Wild mushrooms are a seasonal indulgence which are a universal pleasure.
Wherever edible wild mushrooms grow, people seek them out and create delectable dishes featuring their earthy flavors. This is true whether we are talking about the Appalachian highlands where folks gather meadow puffballs, shaggy inkcaps and the elusive morels, which they saute in butter or batter and fry to a crisp, rich finish, or the Himalayan foothills of Kashmir where wild mushrooms are cooked into gently-spiced, dairy-laced curries.
I am not much of a mushroom-hunter. I have never had much luck seeking morels in the wild; I just don’t have the eye for them I guess. However, I know them when I see them, and when I see them, I want them.
I was thrilled to find wild gathered morels at the farmer’s market last Saturday. I was there early, before the market was open for business, and happened to see that some of my favorite sellers, Art and Peggy Gish, had four boxes of morels for sale, so I stood at their table, and waited for the market to open.
Other customers milled about, and the sharp-eyed fungaphiles among them quickly gathered with me. We negotiated amongst ourselves, and the first four of us who lined up all agreed that we would each only buy one box, leaving enough for the others.

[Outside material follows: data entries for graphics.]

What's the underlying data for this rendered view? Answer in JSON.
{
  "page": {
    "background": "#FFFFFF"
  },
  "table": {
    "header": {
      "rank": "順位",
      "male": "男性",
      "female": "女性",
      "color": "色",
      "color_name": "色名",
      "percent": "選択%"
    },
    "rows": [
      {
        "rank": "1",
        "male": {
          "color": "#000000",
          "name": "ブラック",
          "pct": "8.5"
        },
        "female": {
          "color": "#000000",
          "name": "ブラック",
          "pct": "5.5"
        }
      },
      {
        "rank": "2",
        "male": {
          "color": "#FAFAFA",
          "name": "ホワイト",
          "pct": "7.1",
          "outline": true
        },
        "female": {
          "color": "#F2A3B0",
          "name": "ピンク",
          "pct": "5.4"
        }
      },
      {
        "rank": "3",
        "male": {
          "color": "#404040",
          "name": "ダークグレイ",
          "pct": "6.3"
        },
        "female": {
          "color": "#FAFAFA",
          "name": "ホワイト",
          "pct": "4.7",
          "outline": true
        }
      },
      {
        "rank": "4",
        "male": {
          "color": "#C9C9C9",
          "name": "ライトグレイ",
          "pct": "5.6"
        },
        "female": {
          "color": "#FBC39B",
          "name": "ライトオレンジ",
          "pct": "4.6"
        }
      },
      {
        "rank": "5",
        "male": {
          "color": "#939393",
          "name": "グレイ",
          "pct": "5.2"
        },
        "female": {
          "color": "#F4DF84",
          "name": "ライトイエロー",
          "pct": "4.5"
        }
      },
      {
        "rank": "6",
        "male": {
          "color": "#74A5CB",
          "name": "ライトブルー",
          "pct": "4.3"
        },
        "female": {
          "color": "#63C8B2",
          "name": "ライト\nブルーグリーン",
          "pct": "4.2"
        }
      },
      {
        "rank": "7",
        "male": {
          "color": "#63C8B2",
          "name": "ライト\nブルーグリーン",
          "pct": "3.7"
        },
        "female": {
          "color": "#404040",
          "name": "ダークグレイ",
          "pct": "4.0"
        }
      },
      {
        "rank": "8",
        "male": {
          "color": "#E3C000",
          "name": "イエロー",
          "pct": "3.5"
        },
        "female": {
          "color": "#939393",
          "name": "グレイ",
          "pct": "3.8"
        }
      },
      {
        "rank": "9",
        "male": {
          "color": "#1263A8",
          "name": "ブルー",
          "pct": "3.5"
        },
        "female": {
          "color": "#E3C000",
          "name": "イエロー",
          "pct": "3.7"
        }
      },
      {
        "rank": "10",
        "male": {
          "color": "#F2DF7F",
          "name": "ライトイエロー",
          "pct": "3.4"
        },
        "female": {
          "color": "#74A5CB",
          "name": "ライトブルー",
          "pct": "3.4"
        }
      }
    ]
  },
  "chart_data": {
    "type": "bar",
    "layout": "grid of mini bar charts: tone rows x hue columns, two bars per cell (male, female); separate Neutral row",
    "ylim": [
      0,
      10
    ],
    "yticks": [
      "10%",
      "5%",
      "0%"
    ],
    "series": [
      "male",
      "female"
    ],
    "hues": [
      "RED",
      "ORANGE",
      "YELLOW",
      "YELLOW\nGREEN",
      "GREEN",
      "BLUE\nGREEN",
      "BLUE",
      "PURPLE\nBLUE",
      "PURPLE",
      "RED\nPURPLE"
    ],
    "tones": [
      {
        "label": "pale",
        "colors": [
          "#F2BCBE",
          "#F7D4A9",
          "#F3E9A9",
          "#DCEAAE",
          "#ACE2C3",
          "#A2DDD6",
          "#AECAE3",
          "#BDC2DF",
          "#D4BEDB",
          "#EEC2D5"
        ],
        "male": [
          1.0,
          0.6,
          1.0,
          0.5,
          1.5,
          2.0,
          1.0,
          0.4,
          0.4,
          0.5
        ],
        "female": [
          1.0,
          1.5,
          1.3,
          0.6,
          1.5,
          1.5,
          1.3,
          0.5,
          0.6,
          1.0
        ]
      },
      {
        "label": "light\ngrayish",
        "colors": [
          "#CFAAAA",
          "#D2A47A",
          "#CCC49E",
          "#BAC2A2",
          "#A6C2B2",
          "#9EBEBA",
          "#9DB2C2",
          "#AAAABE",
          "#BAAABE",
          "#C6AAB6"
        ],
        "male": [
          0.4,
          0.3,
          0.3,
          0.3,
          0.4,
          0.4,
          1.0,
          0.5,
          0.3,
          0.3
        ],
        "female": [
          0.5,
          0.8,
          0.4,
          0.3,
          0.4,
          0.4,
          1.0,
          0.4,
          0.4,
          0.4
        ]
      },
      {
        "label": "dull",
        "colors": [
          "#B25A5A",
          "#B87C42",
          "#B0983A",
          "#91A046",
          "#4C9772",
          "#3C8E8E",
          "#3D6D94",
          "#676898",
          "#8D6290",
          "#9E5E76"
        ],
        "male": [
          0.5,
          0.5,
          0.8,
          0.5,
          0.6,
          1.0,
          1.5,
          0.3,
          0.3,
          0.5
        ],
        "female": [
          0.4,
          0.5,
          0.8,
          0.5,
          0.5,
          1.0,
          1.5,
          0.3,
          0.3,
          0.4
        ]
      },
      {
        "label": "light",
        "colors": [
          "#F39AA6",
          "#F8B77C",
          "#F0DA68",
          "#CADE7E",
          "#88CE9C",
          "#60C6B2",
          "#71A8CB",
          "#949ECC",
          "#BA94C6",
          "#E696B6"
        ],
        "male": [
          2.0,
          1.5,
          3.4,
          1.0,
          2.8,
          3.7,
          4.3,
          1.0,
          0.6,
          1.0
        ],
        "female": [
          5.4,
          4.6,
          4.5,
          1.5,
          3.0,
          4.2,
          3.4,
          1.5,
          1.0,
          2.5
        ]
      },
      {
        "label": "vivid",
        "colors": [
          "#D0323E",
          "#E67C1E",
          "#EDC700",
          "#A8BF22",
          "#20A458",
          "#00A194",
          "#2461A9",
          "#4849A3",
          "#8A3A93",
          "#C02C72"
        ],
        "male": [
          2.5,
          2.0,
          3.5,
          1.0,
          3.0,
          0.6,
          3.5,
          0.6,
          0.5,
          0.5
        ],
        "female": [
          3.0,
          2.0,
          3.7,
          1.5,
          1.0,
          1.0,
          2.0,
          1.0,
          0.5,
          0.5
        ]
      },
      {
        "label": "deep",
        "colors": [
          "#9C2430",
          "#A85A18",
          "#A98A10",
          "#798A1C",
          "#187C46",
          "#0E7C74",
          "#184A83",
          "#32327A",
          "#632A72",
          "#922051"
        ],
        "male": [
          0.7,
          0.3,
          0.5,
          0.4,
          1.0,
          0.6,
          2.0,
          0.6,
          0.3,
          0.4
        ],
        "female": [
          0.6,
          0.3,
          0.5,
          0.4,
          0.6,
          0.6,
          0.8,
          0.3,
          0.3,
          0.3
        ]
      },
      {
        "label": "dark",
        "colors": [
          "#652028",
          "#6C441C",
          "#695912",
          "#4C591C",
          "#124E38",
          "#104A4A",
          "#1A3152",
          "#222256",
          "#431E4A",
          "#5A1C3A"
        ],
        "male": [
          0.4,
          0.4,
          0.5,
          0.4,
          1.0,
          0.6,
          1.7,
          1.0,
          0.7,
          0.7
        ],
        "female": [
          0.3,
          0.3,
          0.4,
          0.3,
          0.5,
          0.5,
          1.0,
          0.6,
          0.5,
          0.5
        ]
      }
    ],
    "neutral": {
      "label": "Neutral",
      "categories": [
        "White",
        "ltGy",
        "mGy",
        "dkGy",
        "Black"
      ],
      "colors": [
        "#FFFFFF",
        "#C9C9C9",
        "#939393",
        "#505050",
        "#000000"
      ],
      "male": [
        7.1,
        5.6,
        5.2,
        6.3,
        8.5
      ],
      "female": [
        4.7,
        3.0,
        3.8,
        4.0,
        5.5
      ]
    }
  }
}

We had a great time, teasing back and forth with each other, talking about how we would cook them and joking that our little courteous agreement kept us from having to mug each other in the parking lot to steal the delicious fungi.
I also was lucky enough to find an enormous bunch of oyster mushrooms and fresh shiitake that were cultivated locally, so I bought them up as well, resolving to make something rich for Morganna and I to share. (Zak really dislikes mushrooms, so that means more for us.)
I was originally going to make a beef stroganoff with the mushrooms, but later, I changed my mind. I wanted to make something even more special than that, and I didn’t want the flavor of beef to overpower the delicate beauty of the spongy morels.
Remembering the passages I had read about the wild mushrooms of Kashmir in several books, I decided to make a curry with them. However, I saw no reason to make a very strongly spiced dish with them; I wanted the delicate woodland flavors of the mushrooms to be the centerpiece of the curry. So, I chose the typical Kashmiri spices of cardamom, fennel, coriander, cinnamon and cloves, an onion and some garlic to enhance the mushroom flavor.
Butter was my cooking fat of choice, and if there was yogurt in the fridge I would have used it. Instead, I used a bit of lamb stock and cream to create a minimal thick and unctuous sauce.
Finally, for a touch of color, I used a bit of turmeric and paprika and a sprinkling of fresh mint for a verdant sparkle of taste.
It turned out amazingly well. Served with plain steamed basmati rice, it was a revelation. The creamy, thick sauce was a dream of caramelized onion, sweet spices and garlic, and it perfectly complemented the earthy mushrooms. An alternative way to serve it would be as a filling for little puff pastry or phyllo tartletes. It would not be traditionally Kashmiri, but it would be a fantastic fusion of Indian and European traditions.
And next year, when the morels poke their little wrinkly caps above the leaf litter and pine needles of the forest floor, I will make this again.
Kashmiri Wild Mushroom Curry
4 tablespoons butter, divided
1 large onion, peeled and thinly sliced (about 1 cup)
1/4 teaspoon salt
3 cloves garlic, peeled and thinly sliced
1/8 teaspoon fennel seeds
1/2 teaspoon coriander seeds
3 green cardamom seeds
1/8 teaspoon black peppercorns
pinch ground cinnamon
1 whole clove
1 pound of mixed wild mushrooms, cleaned and sliced thinly
1/2 cup lamb, chicken or vegetable broth
1/2 cup heavy cream
1/4 teaspoon ground turmeric
1/8 teaspoon paprika
2 tablespoons minced fresh mint leaves
Melt half the butter in a heavy-bottomed skillet. Add onions in a thin layer, and scatter salt over. Cook, stirring now and then until deep golden in color.
While the onions cook, grind the garlic, fennel, coriander, cardamom, peppercorns, cinnamon and cloves to a fine paste.
As soon as the onions turn light red, add the spice paste, and mushrooms, and cook, stirring, until the onions turn deep reddish brown, the spices are fragrant and the mushrooms wilt slightly. Add the rest of the butter, and keep cooking, stirring constantly, until the mushrooms are tender.
Add the broth, and cook until it mostly simmers away. Add the heavy cream, turmeric, and paprika and cook until it is mostly simmered away, and the liquid that is left forms a thick sauce that clings the mushrooms like a fragrant velvet.
Stir in the minced fresh mint and serve immediately. Or, if you cannot serve it immediately, leave out the mint, and remove from the heat. Cover and allow to sit for no more than an hour or so at room temperature. To reheat, add about a tablespoon of cream, and stir over medium heat until it is steamy hot again. Then, stir in the fresh mint and serve.